Freeing up Money for Giving and Investing
One of the biggest problems with covetousness are its opportunity costs. While we’re out chasing after wants (posing as needs) we spend time, attention and money to get them. That means resources are squandered on immediate desires meant to make us look good in the eyes of others.
If we stop chasing after vanity, we have more time, energy and money for worthy pursuits – the kind that honor our Father in Heaven rather than men.
The more we’re able to avoid the sin of covetousness, the more money we’ll have available for giving, saving, and investing. We’ll also free ourselves from want and pave a path of financial independence that can help us live a life of higher purpose.
Have you ever thought about the true depth of the sin of covetousness and its effect on our lives?
photo credit: Brett Jordan
Great post! This is definitley something that’s been on my mind lately. My wife and I are planning to move this coming summer and we’re trying to decide if we want to rent or buy. We both think we’d really like to buy, but we’re not certain if our desire to buy is Spirit led or if it is covetousness that is swaying us towards buying. The good thing is that we have some time to work through this and to ask the Lord to show us the path He wants us to take.
Have I considered the true depth of the sin of covetousness? I would have to say yes, I have, but I think it would do be good to consider it much more often than I presently do because the only way I can combat the constant bombardment of advertisements is to keep God’s TRUTH fresh in my mind.
Kevin Mercadante says
Hi Thomas–I don’t think that buying a house is inherently coveteous. It’s probably more about how much house you buy. Do you buy only as big a house as you need, or do you pursue something bigger? And if so, what is the true purpose?
I’d pray long and hard about it. If you plan to do a good bit of mission work you may find that renting works better. If you have or plan to have a family, a house will probably work better.
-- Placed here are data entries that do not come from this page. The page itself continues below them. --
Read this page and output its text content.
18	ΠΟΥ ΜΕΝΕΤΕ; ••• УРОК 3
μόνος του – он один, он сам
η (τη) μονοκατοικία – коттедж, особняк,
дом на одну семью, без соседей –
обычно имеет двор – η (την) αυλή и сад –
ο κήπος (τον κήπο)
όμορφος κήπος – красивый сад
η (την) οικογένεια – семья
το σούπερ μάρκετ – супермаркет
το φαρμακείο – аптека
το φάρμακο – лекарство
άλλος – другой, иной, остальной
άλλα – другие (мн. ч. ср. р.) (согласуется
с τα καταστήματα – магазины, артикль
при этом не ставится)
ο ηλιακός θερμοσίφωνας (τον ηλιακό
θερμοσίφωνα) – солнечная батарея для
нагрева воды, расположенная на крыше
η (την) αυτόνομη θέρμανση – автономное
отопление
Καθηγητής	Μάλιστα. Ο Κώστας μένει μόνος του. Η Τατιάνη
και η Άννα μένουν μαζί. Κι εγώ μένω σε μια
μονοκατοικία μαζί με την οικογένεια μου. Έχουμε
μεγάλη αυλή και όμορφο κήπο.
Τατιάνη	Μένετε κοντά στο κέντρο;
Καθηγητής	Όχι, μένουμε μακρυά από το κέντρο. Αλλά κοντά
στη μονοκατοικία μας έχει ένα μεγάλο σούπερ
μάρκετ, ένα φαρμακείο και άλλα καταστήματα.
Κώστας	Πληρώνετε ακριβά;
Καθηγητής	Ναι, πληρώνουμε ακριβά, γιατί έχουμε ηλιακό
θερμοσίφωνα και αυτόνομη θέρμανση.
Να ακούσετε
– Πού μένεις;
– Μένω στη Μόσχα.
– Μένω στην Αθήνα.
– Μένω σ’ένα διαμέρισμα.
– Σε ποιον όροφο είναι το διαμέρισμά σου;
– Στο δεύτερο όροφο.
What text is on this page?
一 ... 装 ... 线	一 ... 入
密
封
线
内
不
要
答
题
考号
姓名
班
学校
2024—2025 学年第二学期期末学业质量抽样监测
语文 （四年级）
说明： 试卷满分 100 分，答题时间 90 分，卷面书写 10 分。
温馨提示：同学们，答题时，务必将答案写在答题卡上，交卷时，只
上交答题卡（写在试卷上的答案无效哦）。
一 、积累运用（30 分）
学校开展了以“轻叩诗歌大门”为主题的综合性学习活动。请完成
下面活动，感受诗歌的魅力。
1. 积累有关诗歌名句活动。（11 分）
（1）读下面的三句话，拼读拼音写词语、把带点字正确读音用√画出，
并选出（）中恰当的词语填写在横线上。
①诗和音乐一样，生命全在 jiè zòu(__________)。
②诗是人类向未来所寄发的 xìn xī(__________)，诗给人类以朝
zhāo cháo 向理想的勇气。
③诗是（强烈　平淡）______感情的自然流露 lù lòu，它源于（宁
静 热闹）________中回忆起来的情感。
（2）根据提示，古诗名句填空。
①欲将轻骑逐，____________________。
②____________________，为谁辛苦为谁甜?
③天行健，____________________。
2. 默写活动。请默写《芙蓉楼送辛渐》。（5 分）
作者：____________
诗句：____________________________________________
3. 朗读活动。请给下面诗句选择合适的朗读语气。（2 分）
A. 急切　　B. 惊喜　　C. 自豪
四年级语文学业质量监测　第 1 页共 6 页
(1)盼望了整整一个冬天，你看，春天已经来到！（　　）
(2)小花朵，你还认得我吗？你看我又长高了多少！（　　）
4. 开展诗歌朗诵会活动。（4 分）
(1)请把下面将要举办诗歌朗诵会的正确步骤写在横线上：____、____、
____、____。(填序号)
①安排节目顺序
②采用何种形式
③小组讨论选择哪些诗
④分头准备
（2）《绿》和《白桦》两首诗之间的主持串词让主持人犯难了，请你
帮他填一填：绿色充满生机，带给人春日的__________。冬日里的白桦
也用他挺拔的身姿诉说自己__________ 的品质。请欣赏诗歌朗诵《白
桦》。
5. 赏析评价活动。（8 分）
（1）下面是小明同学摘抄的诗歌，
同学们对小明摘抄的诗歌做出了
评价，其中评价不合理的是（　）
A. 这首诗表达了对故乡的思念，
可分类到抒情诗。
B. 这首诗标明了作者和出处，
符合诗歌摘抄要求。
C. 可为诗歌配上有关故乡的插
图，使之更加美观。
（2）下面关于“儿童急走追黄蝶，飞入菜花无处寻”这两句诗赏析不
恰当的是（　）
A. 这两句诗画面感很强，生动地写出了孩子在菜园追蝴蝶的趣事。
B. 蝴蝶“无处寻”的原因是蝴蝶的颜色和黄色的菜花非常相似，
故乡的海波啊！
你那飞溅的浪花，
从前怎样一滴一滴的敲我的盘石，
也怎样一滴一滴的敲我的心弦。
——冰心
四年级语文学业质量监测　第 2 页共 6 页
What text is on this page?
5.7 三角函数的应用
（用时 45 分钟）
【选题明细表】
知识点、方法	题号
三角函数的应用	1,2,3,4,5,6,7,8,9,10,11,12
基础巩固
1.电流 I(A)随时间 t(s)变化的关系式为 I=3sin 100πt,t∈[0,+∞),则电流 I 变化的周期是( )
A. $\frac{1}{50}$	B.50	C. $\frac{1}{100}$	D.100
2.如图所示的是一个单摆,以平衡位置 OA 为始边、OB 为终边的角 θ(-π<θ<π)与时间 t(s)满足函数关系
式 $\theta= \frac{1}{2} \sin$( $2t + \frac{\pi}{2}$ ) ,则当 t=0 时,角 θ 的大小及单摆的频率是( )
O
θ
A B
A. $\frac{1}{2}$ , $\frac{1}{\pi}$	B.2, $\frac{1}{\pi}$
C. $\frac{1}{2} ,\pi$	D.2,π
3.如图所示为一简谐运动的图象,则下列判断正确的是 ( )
I rented for years because I did not want the responsibility of owning a home for a long time. Then, I remarried, and since we had two incomes and two people to share the work, it seemed like a good time to buy a home. I bought my home in 2005 while the market prices of homes were still inflated. The market crashed in 2008 and the value of my home was affected to the point where on paper it is now worth about half of what I still owe on it. Then, my husband decided he wanted to divorce; because of the economy his job went to Florida and we did not even live together because I stayed in Michigan because of the house and our pets. All I am saying is that in this day and age, buying a home is a very risky business because of the economic climate and the instability of our country’s economic structure. I am now upside down on my mortgage and struggling to make ends meet and I have all the work of maintaining my home on my shoulders. Buying a home is definitely not as sure of an investment as it used to be! Please do pray long and hard about it!
Kevin Mercadante says
This is a topic I’ve written on in the past, that owning a house is no longer a “no brainer”. First, we have to consider that fact that fewer careers will provide the type of long term employment that is required by a 15 or 30 year mortgage. Additonally because houses now fluctuate in value, are harder to sell and the fact that households are less likely to stay intact than in the past.
The potential for getting stuck with a house are enormous right now.
It’s not that buying a house is a bad thing, only that it’s no longer right for everyone and requires a lot more thought than in the past.